The situation partially reversed on November 20, 2025. Following diplomatic progress after an October Trump-Lula call, an Executive Order removed the 40% IEEPA levy from 238 agricultural categories — including beef and coffee — effective November 13. These products now face the baseline 10% rate. Crucially for Brazilian agribusiness’s largest commodity flows, soybeans, corn, and cotton were never significantly exposed to the US tariff situation because they flow overwhelmingly to China and Asia, not the US market. Iron, steel, footwear, and industrial goods remain subject to elevated duties. US-Brazil negotiations are ongoing, with both sides working toward a broader framework that would open Brazil’s market to US poultry, beef, and bison while addressing non-tariff barriers.
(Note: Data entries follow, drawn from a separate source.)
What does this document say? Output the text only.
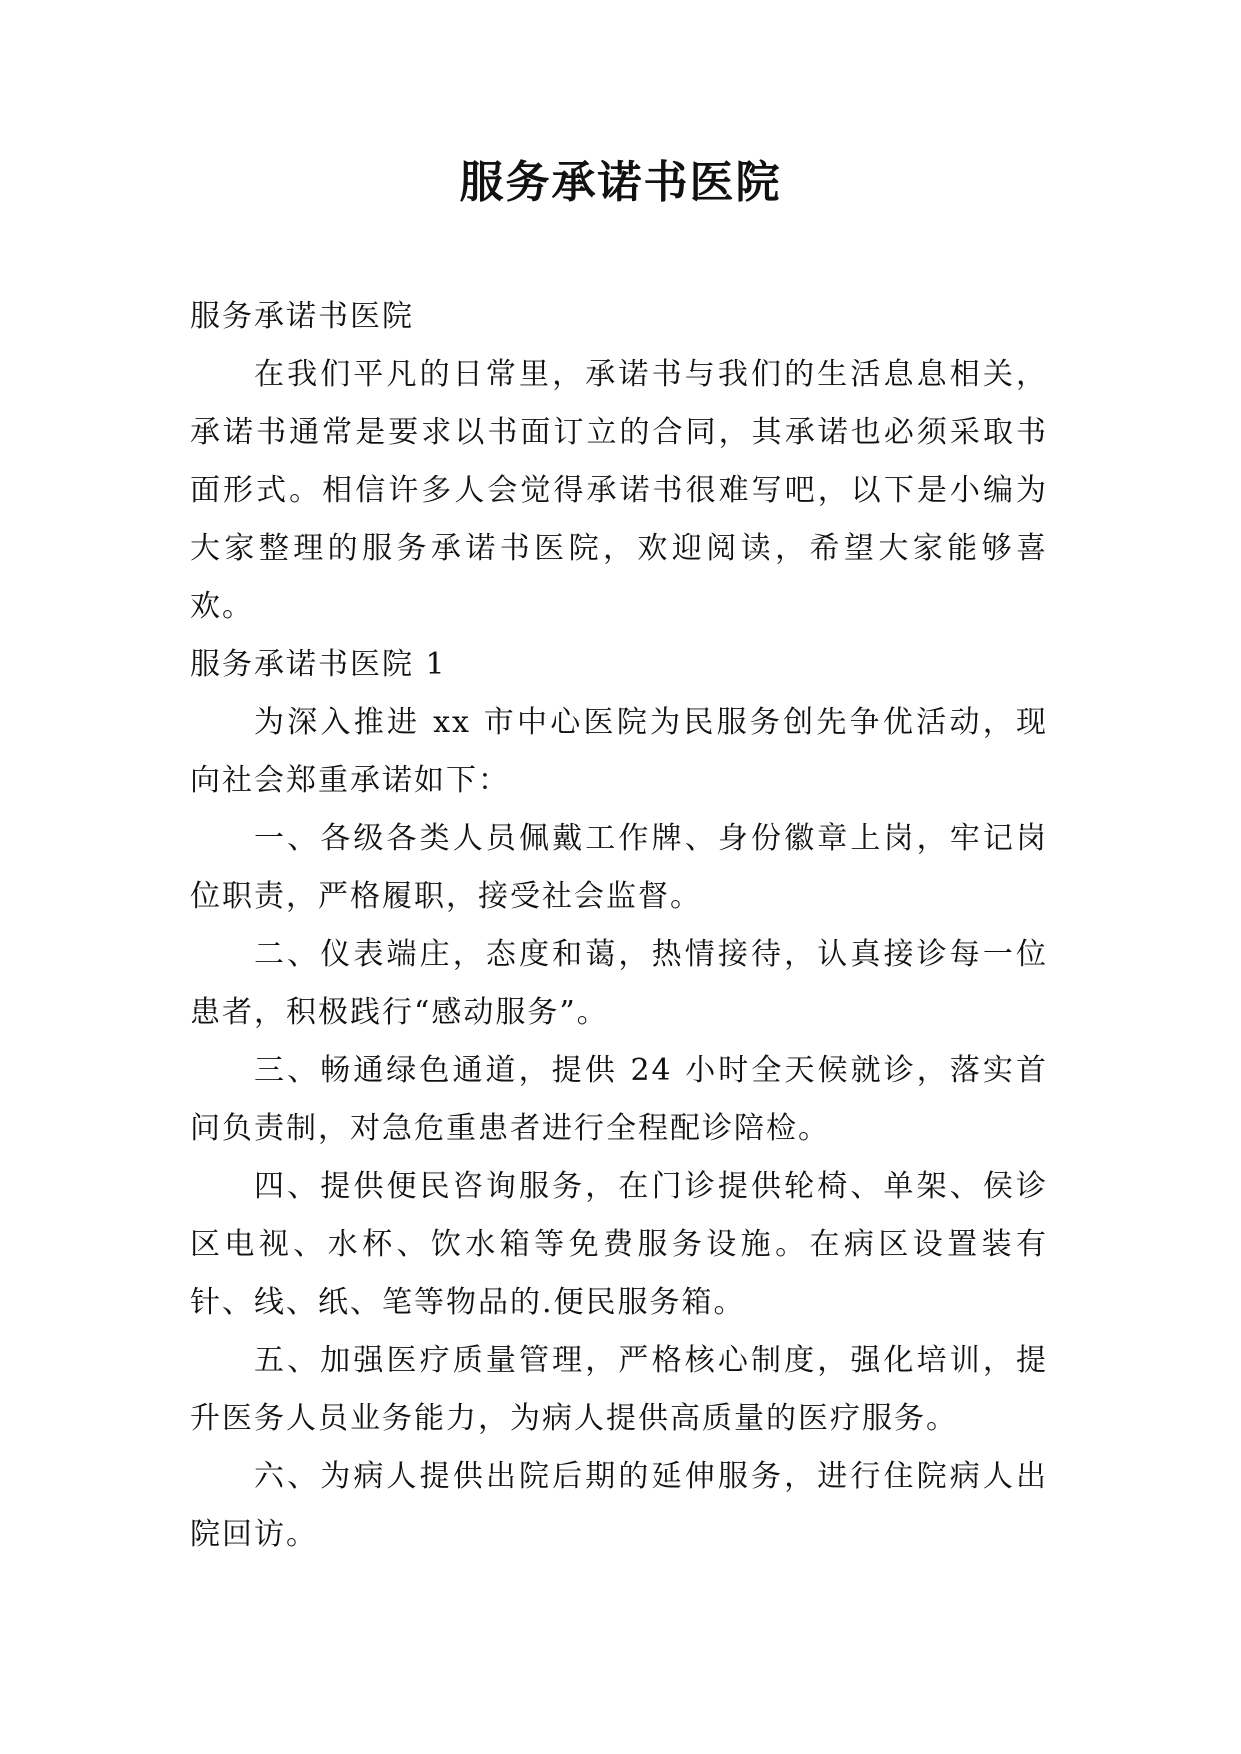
服务承诺书医院

服务承诺书医院

在我们平凡的日常里，承诺书与我们的生活息息相关，承诺书通常是要求以书面订立的合同，其承诺也必须采取书面形式。相信许多人会觉得承诺书很难写吧，以下是小编为大家整理的服务承诺书医院，欢迎阅读，希望大家能够喜欢。

服务承诺书医院 1

为深入推进 xx 市中心医院为民服务创先争优活动，现向社会郑重承诺如下：

一、各级各类人员佩戴工作牌、身份徽章上岗，牢记岗位职责，严格履职，接受社会监督。

二、仪表端庄，态度和蔼，热情接待，认真接诊每一位患者，积极践行“感动服务”。

三、畅通绿色通道，提供 24 小时全天候就诊，落实首问负责制，对急危重患者进行全程配诊陪检。

四、提供便民咨询服务，在门诊提供轮椅、单架、侯诊区电视、水杯、饮水箱等免费服务设施。在病区设置装有针、线、纸、笔等物品的.便民服务箱。

五、加强医疗质量管理，严格核心制度，强化培训，提升医务人员业务能力，为病人提供高质量的医疗服务。

六、为病人提供出院后期的延伸服务，进行住院病人出院回访。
Brazil Agribusiness Risks: Climate, Infrastructure and Deforestation
Climate. El Niño and La Niña cycles produce uneven rainfall across Brazil’s vast production zones. Droughts in the Cerrado can cut soy and corn yields; frosts in Minas Gerais and Paraná periodically damage the coffee crop. EMBRAPA, Brazil’s state agricultural research corporation, is addressing both risks through CRISPR-edited drought-resistant soy and corn varieties capable of maintaining yields under water stress, and through low-carbon livestock protocols demonstrated to cut methane emissions by up to 70% per kilogram of weight gain. Satellite monitoring and bio-inputs that strengthen root systems under drought are being deployed sector-wide.
Infrastructure. The Port of Santos — South America’s largest port — handled 179.8 million tonnes in 2024, is approaching capacity, and is the sector’s most acute bottleneck. A R$12.6 billion ($2.5 billion) modernisation plan is underway, including channel deepening to 16 metres by 2026, but Santos Brasil and DP World’s terminal expansions will not be complete until late 2026 at the earliest. Port congestion cost coffee exporters $1.57 million in a single month (March 2025) when 600,000 bags could not be loaded. Inland logistics are equally strained: road freight from Mato Grosso to Santos can consume more than $50 per tonne, eroding competitiveness. The Ferrogrão railroad and port auctions at São Sebastião (scheduled for 2026 with R$2.5 billion in planned investment) represent the most consequential near-term solutions.
Deforestation Rules. The Amazon Soy Moratorium (2006) produced a 69% deforestation reduction in monitored municipalities even as Amazon soy area grew 344%. But no equivalent agreement covers the Cerrado, where agricultural expansion is now most intense: CONAB records 3.4 million additional hectares of soy in Mato Grosso since 2019, with 470,000 hectares of Cerrado deforestation in that period. The EU Deforestation Regulation (EUDR), delayed to late 2026, will eventually require full supply-chain traceability for soy and beef entering EU markets; companies that cannot demonstrate compliance risk market exclusion. Imaflora’s Beef on Track (BoT) label and the Cerrado Protocol are the industry’s primary compliance tools. Soy traders Cargill, ADM, and Amaggi are investing in satellite-linked farm-level traceability to future-proof their EU market access.
These risks do not threaten Brazil’s agricultural dominance over a five-year horizon. They define the cost structure embedded in that dominance — and the conditions under which Brazilian agribusiness either compounds its global position or accumulates liabilities that constrain it.
This article is part of The Rio Times’ Evergreen Guide series. Last updated: April 6, 2026.